Texte inspiré par la photo de miletune un peu en prolongement du prénom de ce mercredi Damon, le chiffonnier

77a-pour-milletune.jpg

Allongé dans la lumière du midi, il ressemble à un vacancier posé sur ce banc. Si ce n'est la petite voiture à bras. Il l'a laissé un peu plus loin, hors champ, mais 

à portée de son regard. C'est son seul bien, avec sa besace. Alors, il ne la perd jamais de vue.

 

Envie d'une pause sous ce soleil carnassier. Il a vu le banc libre, aucun garde ni chaisière alentours. Quelques instants dans la fontaine. Fraîcheur bienfaisante.

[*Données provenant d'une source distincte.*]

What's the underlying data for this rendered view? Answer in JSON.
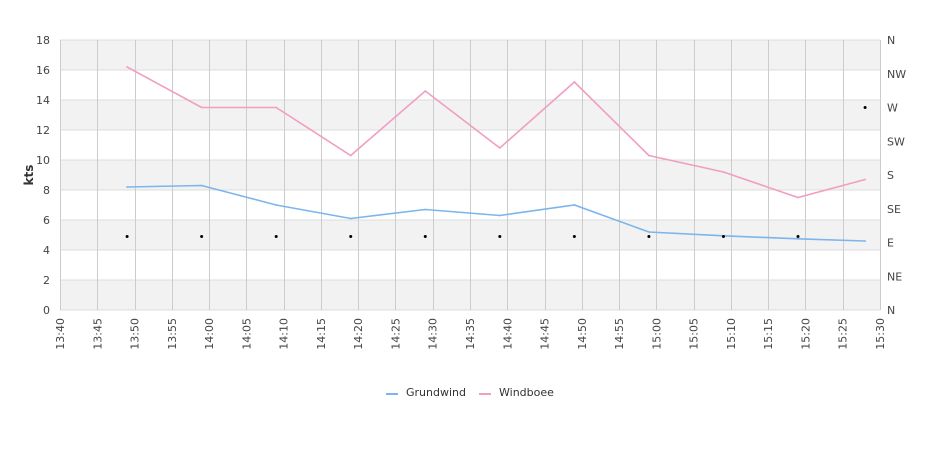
{
  "chart_data": {
    "type": "line",
    "ylabel": "kts",
    "ylim": [
      0,
      18
    ],
    "yticks": [
      0,
      2,
      4,
      6,
      8,
      10,
      12,
      14,
      16,
      18
    ],
    "y2ticks": [
      "N",
      "NE",
      "E",
      "SE",
      "S",
      "SW",
      "W",
      "NW",
      "N"
    ],
    "xticks": [
      "13:40",
      "13:45",
      "13:50",
      "13:55",
      "14:00",
      "14:05",
      "14:10",
      "14:15",
      "14:20",
      "14:25",
      "14:30",
      "14:35",
      "14:40",
      "14:45",
      "14:50",
      "14:55",
      "15:00",
      "15:05",
      "15:10",
      "15:15",
      "15:20",
      "15:25",
      "15:30"
    ],
    "xlim": [
      "13:40",
      "15:30"
    ],
    "grid": true,
    "legend_position": "bottom-center",
    "series": [
      {
        "name": "Grundwind",
        "color": "#7cb5ec",
        "points": [
          [
            "13:49",
            8.2
          ],
          [
            "13:59",
            8.3
          ],
          [
            "14:09",
            7.0
          ],
          [
            "14:19",
            6.1
          ],
          [
            "14:29",
            6.7
          ],
          [
            "14:39",
            6.3
          ],
          [
            "14:49",
            7.0
          ],
          [
            "14:59",
            5.2
          ],
          [
            "15:09",
            4.95
          ],
          [
            "15:19",
            4.75
          ],
          [
            "15:28",
            4.6
          ]
        ]
      },
      {
        "name": "Windboee",
        "color": "#f19ec2",
        "points": [
          [
            "13:49",
            16.2
          ],
          [
            "13:59",
            13.5
          ],
          [
            "14:09",
            13.5
          ],
          [
            "14:19",
            10.3
          ],
          [
            "14:29",
            14.6
          ],
          [
            "14:39",
            10.8
          ],
          [
            "14:49",
            15.2
          ],
          [
            "14:59",
            10.3
          ],
          [
            "15:09",
            9.2
          ],
          [
            "15:19",
            7.5
          ],
          [
            "15:28",
            8.7
          ]
        ]
      }
    ],
    "direction": {
      "color": "#000000",
      "points": [
        [
          "13:49",
          4.9
        ],
        [
          "13:59",
          4.9
        ],
        [
          "14:09",
          4.9
        ],
        [
          "14:19",
          4.9
        ],
        [
          "14:29",
          4.9
        ],
        [
          "14:39",
          4.9
        ],
        [
          "14:49",
          4.9
        ],
        [
          "14:59",
          4.9
        ],
        [
          "15:09",
          4.9
        ],
        [
          "15:19",
          4.9
        ],
        [
          "15:28",
          13.5
        ]
      ]
    }
  }
}
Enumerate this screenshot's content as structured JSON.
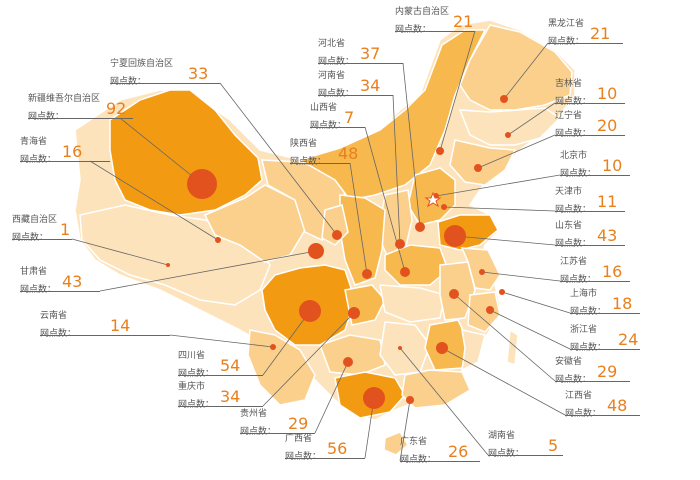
{
  "colors": {
    "dark": "#f29a12",
    "mid": "#f7b84e",
    "light": "#fbd08d",
    "pale": "#fde3bb",
    "dot": "#e2521f",
    "number": "#e8801e"
  },
  "count_label": "网点数：",
  "regions": [
    {
      "id": "xinjiang",
      "name": "新疆维吾尔自治区",
      "count": "92"
    },
    {
      "id": "qinghai",
      "name": "青海省",
      "count": "16"
    },
    {
      "id": "tibet",
      "name": "西藏自治区",
      "count": "1"
    },
    {
      "id": "gansu",
      "name": "甘肃省",
      "count": "43"
    },
    {
      "id": "yunnan",
      "name": "云南省",
      "count": "14"
    },
    {
      "id": "sichuan",
      "name": "四川省",
      "count": "54"
    },
    {
      "id": "chongqing",
      "name": "重庆市",
      "count": "34"
    },
    {
      "id": "guizhou",
      "name": "贵州省",
      "count": "29"
    },
    {
      "id": "guangxi",
      "name": "广西省",
      "count": "56"
    },
    {
      "id": "guangdong",
      "name": "广东省",
      "count": "26"
    },
    {
      "id": "hunan",
      "name": "湖南省",
      "count": "5"
    },
    {
      "id": "ningxia",
      "name": "宁夏回族自治区",
      "count": "33"
    },
    {
      "id": "shaanxi",
      "name": "陕西省",
      "count": "48"
    },
    {
      "id": "shanxi",
      "name": "山西省",
      "count": "7"
    },
    {
      "id": "henan",
      "name": "河南省",
      "count": "34"
    },
    {
      "id": "hebei",
      "name": "河北省",
      "count": "37"
    },
    {
      "id": "neimenggu",
      "name": "内蒙古自治区",
      "count": "21"
    },
    {
      "id": "heilongjiang",
      "name": "黑龙江省",
      "count": "21"
    },
    {
      "id": "jilin",
      "name": "吉林省",
      "count": "10"
    },
    {
      "id": "liaoning",
      "name": "辽宁省",
      "count": "20"
    },
    {
      "id": "beijing",
      "name": "北京市",
      "count": "10"
    },
    {
      "id": "tianjin",
      "name": "天津市",
      "count": "11"
    },
    {
      "id": "shandong",
      "name": "山东省",
      "count": "43"
    },
    {
      "id": "jiangsu",
      "name": "江苏省",
      "count": "16"
    },
    {
      "id": "shanghai",
      "name": "上海市",
      "count": "18"
    },
    {
      "id": "zhejiang",
      "name": "浙江省",
      "count": "24"
    },
    {
      "id": "anhui",
      "name": "安徽省",
      "count": "29"
    },
    {
      "id": "jiangxi",
      "name": "江西省",
      "count": "48"
    }
  ]
}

Ah vous pensiez que c'était pour se nettoyer les pieds ?

 

Il aurait bien aimé s'allonger sur l'herbe. C'est ce qui lui est le plus familier. Mais dans ce lieu du ban des villes, même si l'oeil ne le voit pas immédiatement, l'herbe est sale. Oui sale des pluies acides ; sale des pipis des chiens et des chats. Sale des crachats et des trop-plein de canettes ...

 

Et surtout, surtout, c'est un gigantesque cendrier plein de mégots.

 

Le chemineau regrette d'avoir emboîté le pas de son père. Il lui avait fait miroiter une vie, chiche c'est vrai, il ne l'avait pas trompé là-dessus, mais aussi une vie libre, et proche d'une nature encore accessible.

 

La nature accessible, ce n'est plus que ces terrains laissés à l'abandon ou, par chance, tranformés en espaces verts avec d'immenses pelouses et quelques bancs.

 

Les prés ont disparus avec les haies, les champs, cultivés, le plus souvent interdits aux promeneurs, et avec quelle énergie ! Alors les gens de son espèce pensez donc ! les chemins trop souvent se perdent dans des labours abusifs.

 

Son métier n'est plus ce qu'il était ! La ville n'en finit plus de coloniser la campagne dans un entre-deux indéfinissable. Impossible de faire du porte-à-porte dans ces nouveaux immeubles dressés en barres immenses, voire en tours à l'assaut du ciel. Leurs habitants, de toutes façons n'ont pas eu le temps d'accumuler de vieilleries.

 

Les villageois et les fermes isolées de maintenant lui sont moins accueillants. Heureusement, il y a les vieilles connaissances et leurs enfants qui l'accueillent encore joyeusement.

 

Il a fouillé dans les nippes et trouvé cette chemisette. C'est vrai, le col est bien rapé, mais elle fera encore l'affaire.

 

Ce magazine est de l'année dernière, tiens,il y a un feuilleton sur les chemineaux. Et plusieurs numéros qui se suivent. Voyons voir comment ils se figurent notre vie ces écriveux.

 

Ce que le journal livre par épisodes, c'est un ancien roman de la comtesse de Ségur "Diloy le chemineau". La pile comprend la série qui lui permettra de suivre l'histoire. Enfin, avec quelques trous. Mais la chaleur et la fatigue l'écrasent trop. Sea paupières sont si lourdes. Tant pis pour le cadre de la photo, il se lève, déplie sa carcasse rouillée, rapproche la charette pour l'avoir tout près de lui. Dispute le banc à deux pigeons.

 

Maintenant, il peut se laisser aller à dormir. toujours d'un oeil. Il pourrait, en ces heures écrasantes, baisser la garde ... Personne ne s'aventurera comme lui dans cette chaleur avant les premières heures du soir. 

 

C'est là tout le paradoxe, il n'y a personne pour le lui dire.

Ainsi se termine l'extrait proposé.